A big concern for people living alone is the fear of falling. Simple alterations to the home may help to lessen these fears, and it is always better to be proactive rather than reactive. Some simple adjustments include the addition of night lights to brighten dark floors and hallways in case you need to get up in the middle of the night, securing throw rugs with double-sided tape, or removing them altogether, to prevent tripping, and installing grab bars in the shower to assist with balance on a slippery surface. Look into a personal alarm system that can be activated in the event of a fall or other emergency situation. Consider joining a Project CARE program, a community effort that enables older adults or adults with a disability to remain in their homes and feel safe by ensuring someone checks in with you on a regular basis to make sure you are okay; Project CARE programs can be found throughout San Diego County; more information can be obtained through San Diego County Aging and Independence Services by calling (800) 510-2020.
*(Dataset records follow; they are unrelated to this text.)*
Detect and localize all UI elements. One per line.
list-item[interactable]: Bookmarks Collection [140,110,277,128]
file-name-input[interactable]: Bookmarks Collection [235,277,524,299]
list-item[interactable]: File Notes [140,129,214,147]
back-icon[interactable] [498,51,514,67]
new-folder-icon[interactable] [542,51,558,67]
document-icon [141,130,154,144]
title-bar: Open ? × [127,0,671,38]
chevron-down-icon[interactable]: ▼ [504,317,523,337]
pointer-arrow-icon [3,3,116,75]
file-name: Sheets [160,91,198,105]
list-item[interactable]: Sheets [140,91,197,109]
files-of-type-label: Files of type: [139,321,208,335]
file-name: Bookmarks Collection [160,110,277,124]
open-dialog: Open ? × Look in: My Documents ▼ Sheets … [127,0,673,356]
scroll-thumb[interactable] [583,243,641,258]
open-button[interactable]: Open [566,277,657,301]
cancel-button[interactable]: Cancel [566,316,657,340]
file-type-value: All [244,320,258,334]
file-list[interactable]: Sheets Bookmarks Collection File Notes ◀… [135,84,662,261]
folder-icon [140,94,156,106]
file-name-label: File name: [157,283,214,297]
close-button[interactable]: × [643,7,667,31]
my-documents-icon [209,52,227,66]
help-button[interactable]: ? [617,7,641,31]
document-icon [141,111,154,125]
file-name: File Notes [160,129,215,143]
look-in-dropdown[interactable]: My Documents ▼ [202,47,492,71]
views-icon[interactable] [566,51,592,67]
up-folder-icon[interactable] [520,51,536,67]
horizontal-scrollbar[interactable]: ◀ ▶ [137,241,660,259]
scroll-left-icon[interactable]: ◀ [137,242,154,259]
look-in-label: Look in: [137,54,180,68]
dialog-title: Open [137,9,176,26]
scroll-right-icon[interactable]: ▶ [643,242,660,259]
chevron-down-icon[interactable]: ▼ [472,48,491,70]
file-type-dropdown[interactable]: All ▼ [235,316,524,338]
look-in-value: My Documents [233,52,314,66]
Create your own plan for living well with Parkinson’s. Set weekly exercise goals and celebrate when you meet them. Eat regular meals; when you are feeling well, make double recipes of your favorites and freeze food for future consumption. Vow to take your medications as prescribed, on time; look into alarms on watches or pill boxes that can help. Be prepared for and keep all medical appointments; make a list ahead of time of any questions you would like answered and any concerns you have with your current medication regime.
Parkinson’s disease is a challenge for anyone to deal with, but it does not necessarily mean you have to give up your independence. Follow your doctor’s advice and make adjustments where necessary. Ask for help when you need it. Keep yourself busy with activities you enjoy. Maintain relationships with your friends and family members. Laugh often. Live well.